PSYCHOEDUCATION AS A SOCIO-PSYCHOLOGICAL MECHANISM FOR VIOLENCE PREVENTION: COGNITIVE, BEHAVIORAL AND VALUE-NORMATIVE PREDICTORS OF CHANGE
Abstract
Violence remains a critical global public health challenge: according to World Health Organization (2025) data, approximately 840 million women worldwide, or roughly one in three, have experienced intimate partner or sexual violence in their lifetime. Psychoeducation, particularly within cognitive-behavioural therapy (CBT) frameworks, represents a structured mechanism that addresses not only immediate behavioural patterns but also their underlying cognitive distortions and value-normative foundations.

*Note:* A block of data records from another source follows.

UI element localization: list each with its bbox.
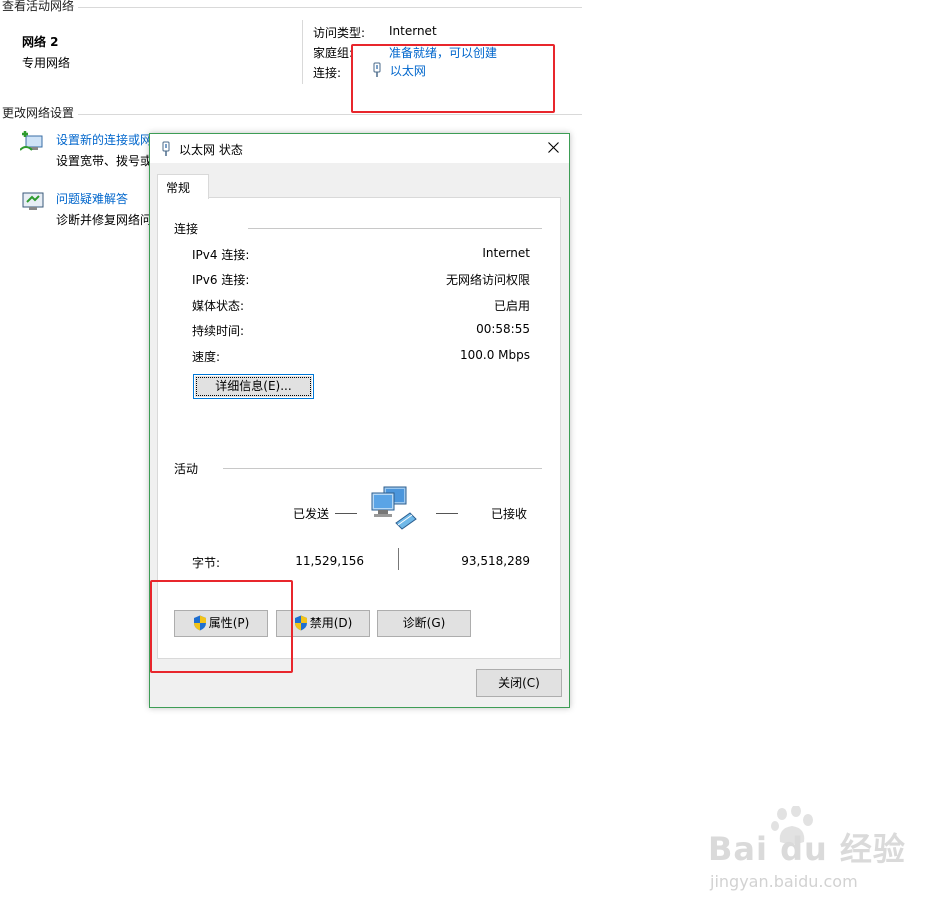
ipv4-label: IPv4 连接: <box>192 248 250 262</box>
section-change-settings-heading: 更改网络设置 <box>2 106 75 120</box>
bytes-received-value: 93,518,289 <box>461 554 530 568</box>
duration-value: 00:58:55 <box>476 322 530 336</box>
connection-label: 连接: <box>313 66 342 80</box>
task-new-connection-title: 设置新的连接或网 <box>56 133 153 147</box>
task-new-connection-desc: 设置宽带、拨号或 <box>56 154 153 168</box>
section-active-network-heading: 查看活动网络 <box>2 0 75 13</box>
ipv6-label: IPv6 连接: <box>192 273 250 287</box>
close-icon <box>547 142 559 153</box>
highlight-box-connection <box>351 44 555 113</box>
highlight-box-properties <box>150 580 293 673</box>
new-connection-icon <box>20 131 43 151</box>
access-type-value: Internet <box>389 24 437 38</box>
ipv6-value: 无网络访问权限 <box>445 273 530 287</box>
network-name: 网络 2 <box>22 35 59 49</box>
sent-dash <box>335 513 357 514</box>
network-computers-icon <box>371 486 417 530</box>
sent-label: 已发送 <box>293 507 330 521</box>
task-new-connection[interactable]: 设置新的连接或网 设置宽带、拨号或 <box>20 130 160 170</box>
tab-general[interactable]: 常规 <box>157 174 209 199</box>
bytes-sent-value: 11,529,156 <box>295 554 364 568</box>
task-troubleshoot-title: 问题疑难解答 <box>56 192 129 206</box>
network-type: 专用网络 <box>22 56 71 70</box>
troubleshoot-icon <box>22 192 44 210</box>
tab-general-label: 常规 <box>166 181 191 195</box>
access-type-label: 访问类型: <box>313 26 366 40</box>
details-button[interactable]: 详细信息(E)... <box>193 374 314 399</box>
media-state-value: 已启用 <box>493 299 530 313</box>
group-activity-heading: 活动 <box>174 462 199 476</box>
group-connection-heading: 连接 <box>174 222 199 236</box>
duration-label: 持续时间: <box>192 324 245 338</box>
vertical-divider <box>302 20 303 84</box>
watermark-url: jingyan.baidu.com <box>710 872 858 891</box>
section-divider <box>78 7 582 8</box>
received-label: 已接收 <box>491 507 528 521</box>
group-divider <box>223 468 542 469</box>
watermark-brand: Bai du 经验 <box>708 830 906 868</box>
uac-shield-icon <box>294 615 307 631</box>
group-divider <box>248 228 542 229</box>
dialog-title: 以太网 状态 <box>179 143 243 157</box>
received-dash <box>436 513 458 514</box>
dialog-close-button[interactable] <box>540 136 566 160</box>
speed-label: 速度: <box>192 350 221 364</box>
homegroup-label: 家庭组: <box>313 46 354 60</box>
bytes-label: 字节: <box>192 556 221 570</box>
ipv4-value: Internet <box>482 246 530 260</box>
ethernet-plug-icon <box>162 141 170 156</box>
speed-value: 100.0 Mbps <box>459 348 530 362</box>
dialog-titlebar[interactable]: 以太网 状态 <box>150 134 569 163</box>
section-divider <box>78 114 582 115</box>
close-button[interactable]: 关闭(C) <box>476 669 562 697</box>
disable-button-label: 禁用(D) <box>309 616 353 630</box>
task-troubleshoot[interactable]: 问题疑难解答 诊断并修复网络问 <box>20 189 160 229</box>
bytes-separator <box>398 548 399 570</box>
media-state-label: 媒体状态: <box>192 299 245 313</box>
diagnose-button[interactable]: 诊断(G) <box>377 610 471 637</box>
baidu-jingyan-watermark: Bai du 经验 jingyan.baidu.com <box>708 806 906 891</box>
task-troubleshoot-desc: 诊断并修复网络问 <box>56 213 153 227</box>
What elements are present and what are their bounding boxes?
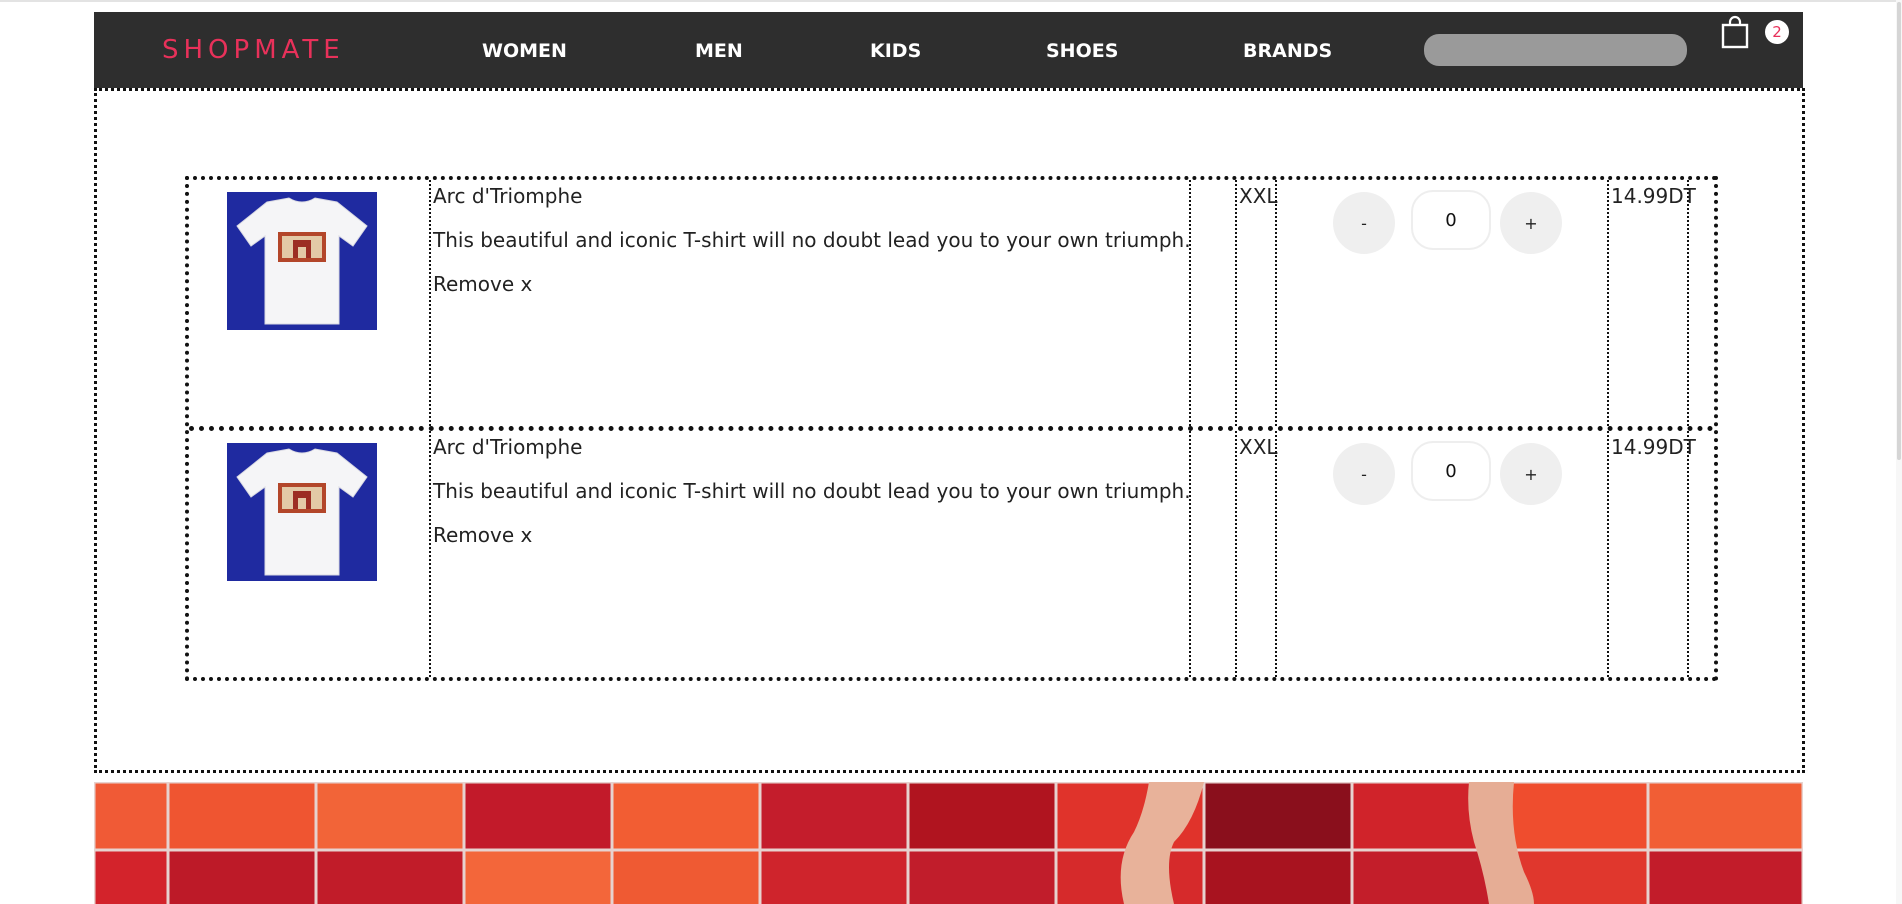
cart-row: Arc d'Triomphe This beautiful and iconic… xyxy=(189,431,1714,677)
nav-shoes[interactable]: SHOES xyxy=(1046,38,1118,64)
quantity-input[interactable] xyxy=(1411,441,1491,501)
vertical-scrollbar[interactable] xyxy=(1896,0,1902,904)
empty-cell xyxy=(1689,431,1714,677)
navbar: SHOPMATE WOMEN MEN KIDS SHOES BRANDS 2 xyxy=(94,12,1803,88)
decrease-quantity-button[interactable]: - xyxy=(1333,192,1395,254)
price-cell: 14.99DT xyxy=(1609,431,1696,677)
nav-kids[interactable]: KIDS xyxy=(870,38,921,64)
product-size: XXL xyxy=(1239,184,1278,208)
cart-row: Arc d'Triomphe This beautiful and iconic… xyxy=(189,180,1714,431)
logo[interactable]: SHOPMATE xyxy=(162,34,345,66)
product-title: Arc d'Triomphe xyxy=(433,184,583,208)
product-image-cell xyxy=(189,431,431,677)
nav-brands[interactable]: BRANDS xyxy=(1243,38,1332,64)
product-image[interactable] xyxy=(227,443,377,581)
tshirt-image xyxy=(227,192,377,330)
search-input[interactable] xyxy=(1424,34,1687,66)
quantity-input[interactable] xyxy=(1411,190,1491,250)
product-title: Arc d'Triomphe xyxy=(433,435,583,459)
tshirt-image xyxy=(227,443,377,581)
decrease-quantity-button[interactable]: - xyxy=(1333,443,1395,505)
empty-cell xyxy=(1191,431,1237,677)
product-description: This beautiful and iconic T-shirt will n… xyxy=(433,479,1191,503)
product-description: This beautiful and iconic T-shirt will n… xyxy=(433,228,1191,252)
product-size: XXL xyxy=(1239,435,1278,459)
product-price: 14.99DT xyxy=(1611,184,1696,208)
size-cell: XXL xyxy=(1237,431,1278,677)
remove-item-link[interactable]: Remove x xyxy=(433,523,532,547)
empty-cell xyxy=(1191,180,1237,426)
cart-container: Arc d'Triomphe This beautiful and iconic… xyxy=(94,88,1805,773)
banner-image xyxy=(94,782,1803,904)
shopping-bag-icon[interactable] xyxy=(1721,15,1749,49)
cart-count-badge: 2 xyxy=(1765,20,1789,44)
product-price: 14.99DT xyxy=(1611,435,1696,459)
remove-item-link[interactable]: Remove x xyxy=(433,272,532,296)
increase-quantity-button[interactable]: + xyxy=(1500,443,1562,505)
cart-table: Arc d'Triomphe This beautiful and iconic… xyxy=(185,176,1718,681)
scrollbar-thumb[interactable] xyxy=(1897,2,1901,460)
nav-women[interactable]: WOMEN xyxy=(482,38,567,64)
quantity-cell: - + xyxy=(1277,180,1609,426)
size-cell: XXL xyxy=(1237,180,1278,426)
increase-quantity-button[interactable]: + xyxy=(1500,192,1562,254)
product-description-cell: Arc d'Triomphe This beautiful and iconic… xyxy=(431,431,1191,677)
nav-men[interactable]: MEN xyxy=(695,38,743,64)
price-cell: 14.99DT xyxy=(1609,180,1696,426)
empty-cell xyxy=(1689,180,1714,426)
product-image-cell xyxy=(189,180,431,426)
top-border xyxy=(0,0,1902,2)
product-image[interactable] xyxy=(227,192,377,330)
promo-banner xyxy=(94,782,1803,904)
quantity-cell: - + xyxy=(1277,431,1609,677)
product-description-cell: Arc d'Triomphe This beautiful and iconic… xyxy=(431,180,1191,426)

This article examines psychoeducation as a socio-psychological instrument for violence prevention by identifying and analysing three clusters of predictors of change: cognitive (beliefs, attributional biases, cognitive flexibility), behavioural (self-regulation, conflict-resolution skills, anger management), and value-normative (gender attitudes, tolerance of violence norms, empathy). Using a systematic literature review and comparative analysis of evidence-based programmes implemented in various national contexts, including comparisons with Central Asian settings such as Uzbekistan, the study synthesises empirical data on effect sizes and outcome measures across intervention studies. The results demonstrate that integrated CBT-based psychoeducation combining all three predictor domains yields substantially larger reductions in violence risk than single-domain approaches. Scientific novelty lies in the authorial synthesis of a tripartite predictor model that links structural programme design to measurable behavioural outcomes. The findings are of practical value for clinical psychologists, social workers, policymakers, and educators engaged in violence prevention.